By the Austro-Hungarian Compromise of 1867 and the December Constitution, the Supreme Court had remained the highest judicial body in the Cisleithanian lands, though not of the Lands of the Crown of Saint Stephen under jurisdiction of the Hungarian Curia Regia. The Basic Law on the Judiciary (Staatsgrundgesetz über die richterliche Gewalt)[1] stipulated the separation of administration and judiciary and the independence of the courts. From 1865 to 1891, the liberal statesman Anton von Schmerling served as court president. Important legal reforms included the criminal code of 1873 and the implementation of the Civil procedure code in 1895.

After World War I and the dissolution of the Austro-Hungarian monarchy, the Supreme Court by law became the court of last resort for civil and criminal proceedings in the territory of German Austria, and the highest court according to the 1920 Constitution of the First Austrian Republic.
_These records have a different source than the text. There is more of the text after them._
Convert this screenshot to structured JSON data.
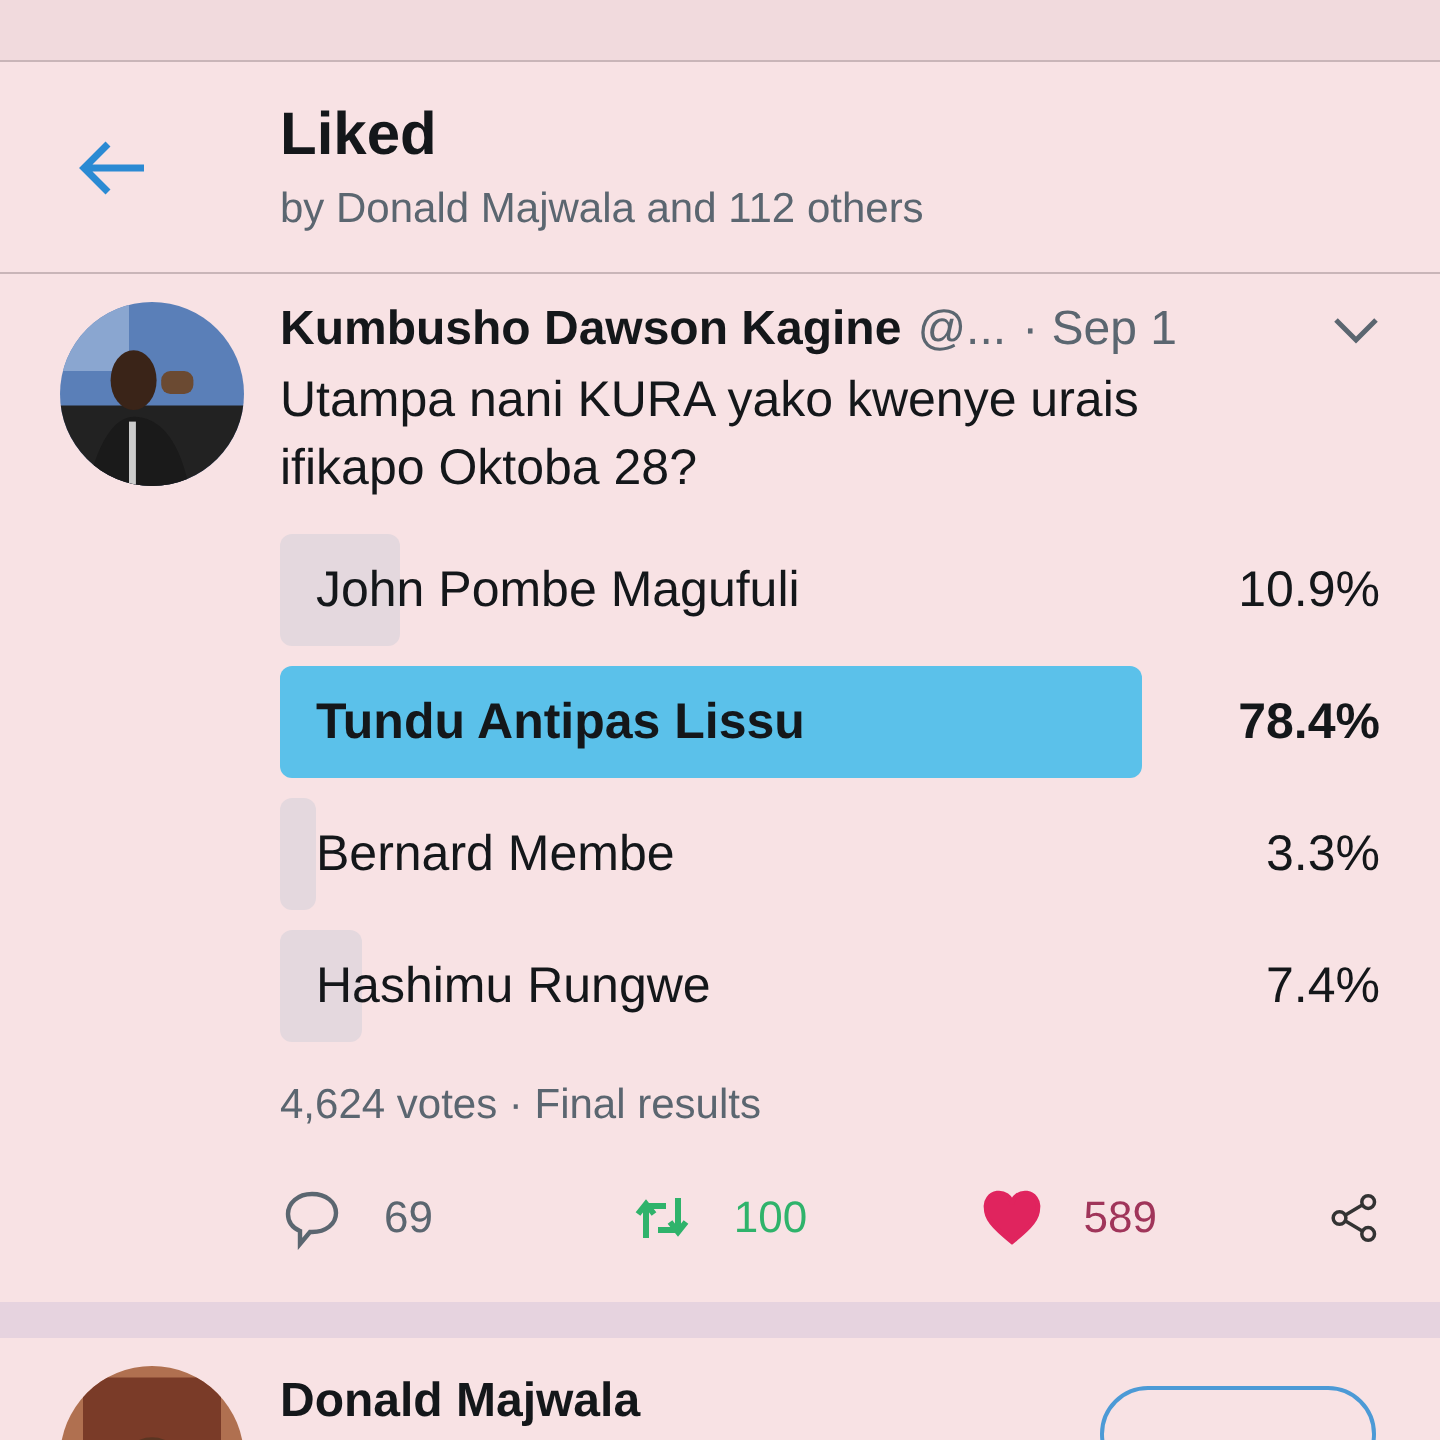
{
  "header": {
    "title": "Liked",
    "subtitle": "by Donald Majwala and 112 others"
  },
  "tweet": {
    "author": "Kumbusho Dawson Kagine",
    "handle": "@...",
    "time": "· Sep 1",
    "text": "Utampa nani KURA yako kwenye urais ifikapo Oktoba 28?",
    "poll": {
      "options": [
        {
          "label": "John Pombe Magufuli",
          "percent": "10.9%",
          "leading": false
        },
        {
          "label": "Tundu Antipas Lissu",
          "percent": "78.4%",
          "leading": true
        },
        {
          "label": "Bernard Membe",
          "percent": "3.3%",
          "leading": false
        },
        {
          "label": "Hashimu Rungwe",
          "percent": "7.4%",
          "leading": false
        }
      ],
      "summary": "4,624 votes · Final results"
    },
    "actions": {
      "replies": "69",
      "retweets": "100",
      "likes": "589",
      "liked": true
    }
  },
  "next_user": {
    "name": "Donald Majwala"
  }
}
The political turmoils during the inter-war period culminated in the Vienna Palace of Justice fire (Wiener Justizpalastbrand) on 15 July 1927, whereby large parts of the building were devastated. During the Austrian Anschluss to Nazi Germany from 1938 to 1945, the OGH's jurisdictions were transferred to the Reichsgericht (Imperial Court) in Leipzig.

After World War II the Austrian sovereign statehood was restored and the Supreme Court re-established. Since 1969 its jurisdiction is exercised on the legal basis of the Federal Supreme Court Act.